| name | instant-0-100ms |
| description | Use when building instantaneous UI feedback under 100ms - button presses, toggles, state changes that feel immediate and responsive |
Instant Animations (0-100ms)
Animations under 100ms feel instantaneous to users. This duration is for immediate feedback that confirms actions without perceived delay.
Disney Principles at Instant Speed
Works Well
Squash & Stretch: Subtle - 2-5% compression on button press creates tactile feel without visible deformation.
Anticipation: Skip entirely - no time for preparation at this speed.
Staging: Minimal - rely on position/color change, not movement.
Straight Ahead/Pose to Pose: Straight ahead only - too fast for keyframe complexity.
Follow Through: None - motion completes before follow-through registers.
Slow In/Slow Out: Use ease-out only - starts at full speed, slight deceleration.
Arcs: Linear paths only - curves don't register at this speed.
Secondary Action: Skip - brain can't process multiple simultaneous instant changes.
Timing: 1-3 frames maximum. 60fps = 16.67ms per frame.
Exaggeration: Minimal - subtle scale (0.95-1.05) or opacity changes.
Solid Drawing: Focus on color/opacity shifts, not spatial transformation.
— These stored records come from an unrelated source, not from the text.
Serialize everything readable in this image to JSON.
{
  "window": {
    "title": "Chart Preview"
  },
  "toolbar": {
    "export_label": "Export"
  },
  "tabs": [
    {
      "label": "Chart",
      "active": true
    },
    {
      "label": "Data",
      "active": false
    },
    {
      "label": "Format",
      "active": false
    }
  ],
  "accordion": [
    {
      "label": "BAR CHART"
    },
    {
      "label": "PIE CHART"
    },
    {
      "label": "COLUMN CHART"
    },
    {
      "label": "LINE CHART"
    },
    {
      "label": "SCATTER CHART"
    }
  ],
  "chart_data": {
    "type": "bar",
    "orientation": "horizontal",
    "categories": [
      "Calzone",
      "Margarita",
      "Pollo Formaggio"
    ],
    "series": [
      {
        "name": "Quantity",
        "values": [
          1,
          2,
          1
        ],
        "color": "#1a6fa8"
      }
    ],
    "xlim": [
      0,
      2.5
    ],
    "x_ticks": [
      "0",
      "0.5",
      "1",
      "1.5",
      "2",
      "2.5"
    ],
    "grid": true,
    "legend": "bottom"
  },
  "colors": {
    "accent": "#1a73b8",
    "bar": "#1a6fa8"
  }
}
Appeal: Crisp, immediate response builds trust and perceived performance.
Doesn't Work
- Complex multi-step sequences
- Visible travel distance
- Rotation beyond 15 degrees
- Multiple property changes
- Staged reveals
Easing Recommendations
/* Primary choice - immediate start, soft landing */
transition: all 50ms ease-out;
/* Alternative - completely linear for state toggles */
transition: opacity 80ms linear;
/* Button press feedback */
transition: transform 50ms ease-out;
Best Use Cases
- Button active/pressed states
- Toggle switches
- Checkbox/radio selections
- Focus ring appearance
- Hover color shifts
- Touch ripple initiation
Implementation Pattern
.button:active {
transform: scale(0.97);
transition: transform 50ms ease-out;
}
.toggle-on {
background: var(--active);
transition: background 80ms ease-out;
}
Key Insight
At instant speeds, animation serves confirmation, not communication. Users shouldn't consciously perceive the animation - they should feel the interface responding.